La deduzione del ricorrente circa la nullità del decreto di giudizio immediato, perché emesso su richiesta del P.m. in difetto del previo interrogatorio dell’indagato, è del tutto infondata; non può ipotizzarsi, infatti, alcuna violazione per l’omesso interrogatorio richiesto dall’indagato in ordine a quei reati (unica ipotesi di nullità del decreto di giudizio immediato: Sez. Unite, n. 42979 del 26/06/2014, COGNOME, Rv. 260018 – 01; Sez. 3, n. 1482 del 20/09/2017, dep. 2018. P., Rv. 271981 – 01), poiché l’interrogatorio di garanzia condotto ai sensi dell’art. 294 cod. proc. pen., soddisfa il requisito normativo in tema di richiesta di giudizio immediato, essendo stata assicurata all’indagato la possibilità di addurre elementi a suo favore (Sez. 5, n. 4729 del 10/12/2019, dep. 2020, COGNOME, Rv. 278558 – 01; Sez. 2, n. 17007 del 18/01/2012, COGNOME, Rv. 252820 – 01; Sez. 3, n. 44883 del 07/10/2009, COGNOME, Rv. 244991 – 01); né con il ricorso sono stati dedotti elementi di fatto (desumibili, ad esempio, da ulteriori indagini svolte dal P.M. dopo l’interrogatorio dell’indagato che abbiano introdotto elementi nuovi e decisivi) che avrebbero giustificato la necessità di un nuovo interrogatorio (Sez. 1, n. 5652 del 05/11/2018, dep. 2019, S., Rv. 274972 – 01, in relazione al profilo dell’evidenza della prova), peraltro non richiesto nell’ipotesi di giudizio immediato “cautelare”, atteso che “la validità della richiesta di giudizio immediato presuppone che la persona sottoposta alle indagini sia stata
interrogata sui fatti dai quali emerge l’evidenza della prova e che, nella nozione di ” fatti”, rientrano solo gli elementi dimostrativi che inducono il pubblico ministero a ritenere la sussistenza dell’evidenza della prova, e non anche gli elementi acquisiti su richiesta della difesa” (Sez. 6, n. 27790 del 02/05/2017, Monte, Rv. 270162 – 01; nello stesso senso, Sez. 3, n. 11920 del 09/01/2018, B., Rv. 272382 – 01).
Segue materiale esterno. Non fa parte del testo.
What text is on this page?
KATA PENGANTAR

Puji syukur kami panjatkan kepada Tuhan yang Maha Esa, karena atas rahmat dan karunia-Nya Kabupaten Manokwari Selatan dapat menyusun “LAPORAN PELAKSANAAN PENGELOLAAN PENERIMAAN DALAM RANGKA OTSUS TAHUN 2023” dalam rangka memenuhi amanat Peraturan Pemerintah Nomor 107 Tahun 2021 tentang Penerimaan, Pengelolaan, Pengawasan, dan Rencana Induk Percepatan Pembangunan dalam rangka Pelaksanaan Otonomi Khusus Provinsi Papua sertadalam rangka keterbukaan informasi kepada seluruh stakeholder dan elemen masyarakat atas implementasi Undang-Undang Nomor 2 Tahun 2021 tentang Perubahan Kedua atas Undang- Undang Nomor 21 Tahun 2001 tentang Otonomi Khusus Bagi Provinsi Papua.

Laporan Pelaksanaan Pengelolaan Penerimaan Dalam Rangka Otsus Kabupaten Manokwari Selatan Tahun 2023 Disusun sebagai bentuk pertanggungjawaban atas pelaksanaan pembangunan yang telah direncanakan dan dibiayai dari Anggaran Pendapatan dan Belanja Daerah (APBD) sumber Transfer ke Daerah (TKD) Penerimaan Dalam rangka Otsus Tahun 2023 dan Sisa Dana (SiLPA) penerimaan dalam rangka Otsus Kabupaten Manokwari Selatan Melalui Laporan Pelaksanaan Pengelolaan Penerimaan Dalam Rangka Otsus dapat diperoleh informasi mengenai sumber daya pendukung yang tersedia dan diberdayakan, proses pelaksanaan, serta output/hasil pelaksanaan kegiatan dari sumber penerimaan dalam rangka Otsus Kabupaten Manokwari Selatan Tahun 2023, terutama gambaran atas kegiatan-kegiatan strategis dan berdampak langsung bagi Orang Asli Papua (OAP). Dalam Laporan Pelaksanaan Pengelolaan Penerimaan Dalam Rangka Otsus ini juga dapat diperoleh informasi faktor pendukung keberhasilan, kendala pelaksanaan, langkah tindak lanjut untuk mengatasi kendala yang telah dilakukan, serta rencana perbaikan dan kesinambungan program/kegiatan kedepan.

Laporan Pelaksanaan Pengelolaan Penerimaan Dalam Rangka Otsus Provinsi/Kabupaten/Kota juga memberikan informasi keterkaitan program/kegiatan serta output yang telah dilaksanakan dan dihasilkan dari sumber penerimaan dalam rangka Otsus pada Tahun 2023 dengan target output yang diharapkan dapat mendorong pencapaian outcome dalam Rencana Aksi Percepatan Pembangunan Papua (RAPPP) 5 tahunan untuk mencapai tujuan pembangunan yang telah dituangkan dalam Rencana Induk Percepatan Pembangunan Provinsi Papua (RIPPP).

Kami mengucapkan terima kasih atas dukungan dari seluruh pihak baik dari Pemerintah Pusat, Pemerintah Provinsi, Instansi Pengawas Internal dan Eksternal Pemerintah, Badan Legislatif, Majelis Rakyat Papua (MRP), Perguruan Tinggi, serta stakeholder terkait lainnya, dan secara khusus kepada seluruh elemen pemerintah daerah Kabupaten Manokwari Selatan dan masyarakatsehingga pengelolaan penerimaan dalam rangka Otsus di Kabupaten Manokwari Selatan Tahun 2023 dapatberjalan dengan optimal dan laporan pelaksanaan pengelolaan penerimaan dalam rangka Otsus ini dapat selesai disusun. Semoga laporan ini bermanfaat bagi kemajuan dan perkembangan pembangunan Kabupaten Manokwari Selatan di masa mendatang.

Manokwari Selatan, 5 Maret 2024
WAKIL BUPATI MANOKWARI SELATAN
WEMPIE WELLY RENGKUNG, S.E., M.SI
Alla declaratoria di inammissibilità del ricorso, consegue la condanna del ricorrente al pagamento delle spese processuali, nonché, ai sensi dell’art. 616 c.p.p., valutati i profili di colpa nella determinazione della causa di inammissibilità emergenti dal ricorso (Corte Cost. 13 giugno 2000, n. 186), al versamento della somma, che si ritiene equa, di euro tremila a favore della Cassa delle ammende.
P.Q.M.
Dichiara inammissibile il ricorso e condanna il ricorrente al pagamento delle spese processuali e della somma di euro tremila in favore della Cassa delle ammende.